2022-02-19 01:05 作者:追逐远方的星辰  | 我要投稿

首席面前的影像戛然而止,一路来的所有疑问终于有了解答。没有逃亡,没有尸体,所有人都坚守到了最后一刻,这颗昂首于大西洋上的大脑,直到最后一秒都没有停下思考,所有柴薪都燃烧殆尽,连余烬都没有留下,最后的星火被妥善保存在了灯塔的最高处。

薇拉向后退了一步,带着近乎疯狂的语气低吼道,真是疯了……哈,这帮人还真是疯了,跟我一样,疯得十分彻底,这帮疯子的确没有把他们所遭遇的一切当成教训,就算再给他们一次机会,结果也不会改变。他们只是将这当成一次实验的失败,实验,失败,再次实验,再次失败,对于他们而言,这只是日常的一环。

薇拉拭去眼角溢出的泪水,她突然想起来自己最初为什么会被尼科拉所招募,厮杀,幸存,再次厮杀,再次幸存,这就是贯彻在她人生中的全部,她总是被留下,总是承载者所有人的痛苦,她看不见这种反复轮回的尽头到底会有什么东西等待着她。于是那个男人出现了,他给予了她一条路,他告诉她,这条路充满崎岖,遍布荆棘,充满痛苦,但他保证路的尽头会有光在等待着她。

薇拉若有所悟的呢喃道,原来是这样。随即转过身来问首席,你还记的我之前问过你的问题吗?我的回答是,我不会熄灭火把,因为我想看到黑暗的尽头到底有什么,我要找到那个在我前进路上埋下炸弹引信的人,然后狠狠地揍它一顿。
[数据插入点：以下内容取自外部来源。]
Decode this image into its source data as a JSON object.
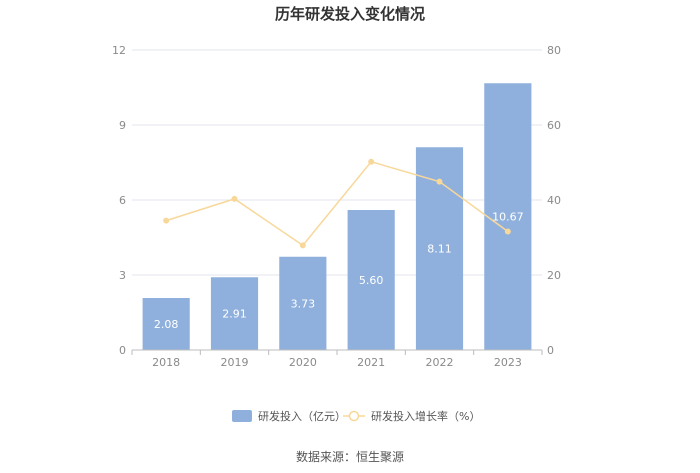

首席回到,那么我们和他们是一样的,议长他们也一样,所以我们现在站在了这里。人类的历史就是与恐惧和未知斗争的历史,起初人类畏惧野兽,畏惧火焰,再后来人类畏惧神明……最后人类赶走了野兽,驾驭了火焰,用科学解释了神明永远不会告诉他们的秘密,所有人都会惧怕惩罚和死亡,但是没有人就此停下来,就此收手,如果那样做了,也许人类现在还相信地球是宇宙的中心,还相信火和雷电是神明的愤怒,甚至还在树上瑟瑟发抖地躲避着捕食者。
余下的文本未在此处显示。